Nick boisterously laughed at me.

“Ashlee, why don’t you come here?  Your momma’s got some troubles right now,” Nick said while still laughing at me and trying to help me up.

As soon as I was seated on the couch in the upright position again, I watched as Ashlee peaked her head around the corner of the hallway.

“Monkey, what are ya hidin’ back there for?  If you wanna talk with us we’re right here!” he smiled at her.

With her hands behind her back and her head down, she slowly shuffled her feet up to us.

“Do you have somethin’ you wanna say?” Nick asked her sympathetically.

She looked at Nick and then at me.  Looked at Nick and then me.  She lowered her head.

“Ashlee?” I asked.

She burst into tears and jumped into Nick’s lap.  “I’m sorry!  I’m sorry!” she cried.

“Well now, Monkey, it’s all right, honey!  It’s an emotional day for ALL of us, baby girl!” Nick hugged her tightly.  “Daddy’s right here. Everything is gonna be okay.”

She cried in Nick’s lap for roughly forty-five minutes.  He and I both did our best to soothe her.

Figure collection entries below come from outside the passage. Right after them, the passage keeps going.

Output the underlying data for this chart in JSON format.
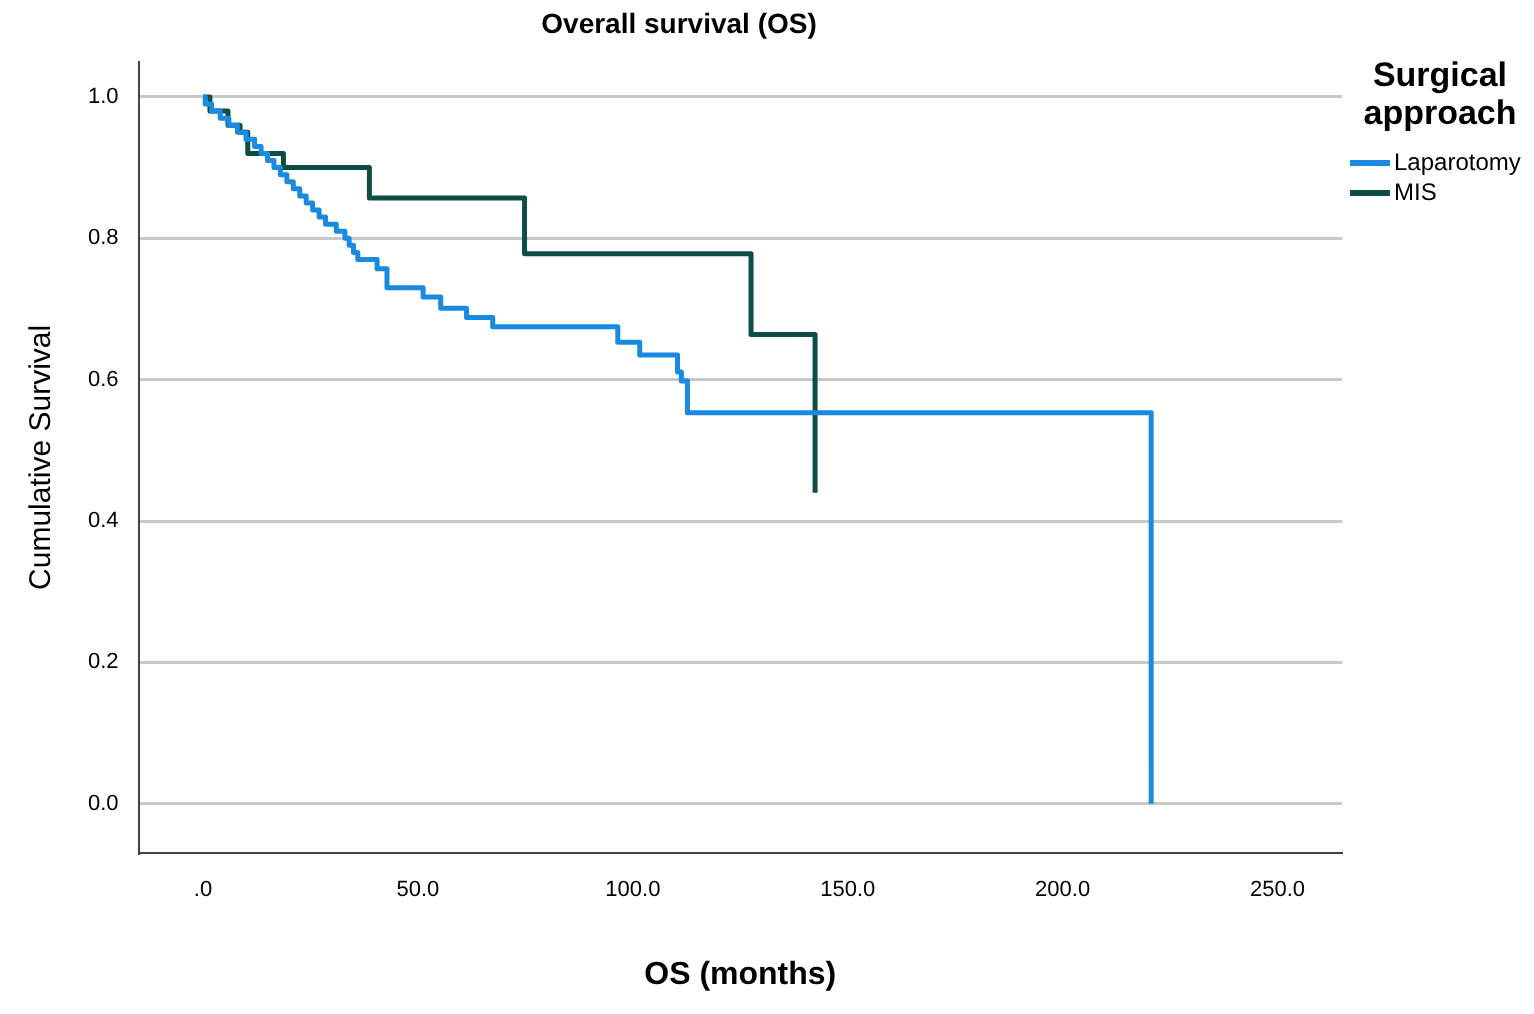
{
  "chart_data": {
    "type": "step",
    "title": "Overall survival (OS)",
    "xlabel": "OS (months)",
    "ylabel": "Cumulative Survival",
    "legend_title": "Surgical approach",
    "legend": "top right",
    "grid": "y",
    "xlim": [
      -15,
      265
    ],
    "xticks": [
      {
        "value": 0,
        "label": ".0"
      },
      {
        "value": 50,
        "label": "50.0"
      },
      {
        "value": 100,
        "label": "100.0"
      },
      {
        "value": 150,
        "label": "150.0"
      },
      {
        "value": 200,
        "label": "200.0"
      },
      {
        "value": 250,
        "label": "250.0"
      }
    ],
    "ylim": [
      -0.07,
      1.05
    ],
    "yticks": [
      {
        "value": 0,
        "label": "0.0"
      },
      {
        "value": 0.2,
        "label": "0.2"
      },
      {
        "value": 0.4,
        "label": "0.4"
      },
      {
        "value": 0.6,
        "label": "0.6"
      },
      {
        "value": 0.8,
        "label": "0.8"
      },
      {
        "value": 1,
        "label": "1.0"
      }
    ],
    "series": [
      {
        "name": "Laparotomy",
        "color": "#1a8ae0",
        "x": [
          0,
          0.5,
          2,
          4,
          6,
          8,
          10,
          12,
          13.5,
          15,
          16.5,
          18,
          19.5,
          21,
          22.5,
          24,
          25.5,
          27,
          28.5,
          31,
          33,
          34,
          35,
          36,
          40.5,
          42.8,
          51.2,
          55.3,
          61.3,
          67.4,
          96.5,
          101.6,
          110.4,
          111.3,
          112.7,
          220.6
        ],
        "values": [
          1,
          0.99,
          0.98,
          0.97,
          0.96,
          0.95,
          0.94,
          0.93,
          0.92,
          0.91,
          0.9,
          0.89,
          0.88,
          0.87,
          0.86,
          0.85,
          0.84,
          0.83,
          0.82,
          0.81,
          0.8,
          0.79,
          0.78,
          0.77,
          0.757,
          0.73,
          0.717,
          0.701,
          0.688,
          0.675,
          0.653,
          0.635,
          0.611,
          0.598,
          0.553,
          0
        ]
      },
      {
        "name": "MIS",
        "color": "#0d4d45",
        "x": [
          0,
          1.6,
          5.8,
          8.6,
          10.4,
          18.7,
          38.7,
          74.8,
          127.5,
          142.4
        ],
        "values": [
          1,
          0.98,
          0.96,
          0.95,
          0.92,
          0.9,
          0.857,
          0.778,
          0.664,
          0.44
        ]
      }
    ]
  }
}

When she’d finally calmed down, she leaned back in Nick’s arms and said, “You smell like him.  You smell like Mr. Fox,” she sniffled.

Nick looked at me for a minute and then replied, “I guess I do smell like he used to. I’ve been drinkin’.”

“Why?” she sniffled.

“Well…honey, your mom and me…we’re tryin’ to lighten our mood.  Mr. Fox not bein’ here today is kinda hard on us too.  We do understand how you feel!”

That was all he had to say.  Our sweet and well-mannered little girl was back.

And then…

“Do you want some more?” she asked and pointed to the empty whiskey bottle.

“We drank all we had, Monkey.  Stores are closed today,” Nick replied and smiled at her.

“I know where there’s more!” she smiled, stood up and took Nick’s hand.  “I’ll show you!”

Nick looked at me strangely and got up.  Ashlee led him to the basement stairs and walked him down.

A few moments later…

“VIV!  You NEED to come down here!” he shouted.


Once in the basement I covered my mouth with my hand in shock when I found them.  Nick turned around and looked at me and looked back at the tidy shelves full of whiskey bottles. Some were full.  Most were empty.

“There’s gotta be two hundred bottles down here!” Nick said angrily.

After being told repeatedly by his doctors and knowing full well alcohol WOULD kill him, we learned Fox literally drank himself to death.

In tears I grabbed a full bottle off the shelf and began stomping up the stairs.

“Baby?” Nick asked while looking up the stairwell at me.

“GOD DAMN HIM ALL TO HELL!  I HATE CHRISTMAS!” I shouted while crying and headed for the garage to calm down.

Fox made me love Christmas.  Two hundred whiskey bottles later, he took that feeling he gave me away.

I HATE Christmas.  I’ve earned the right to say it.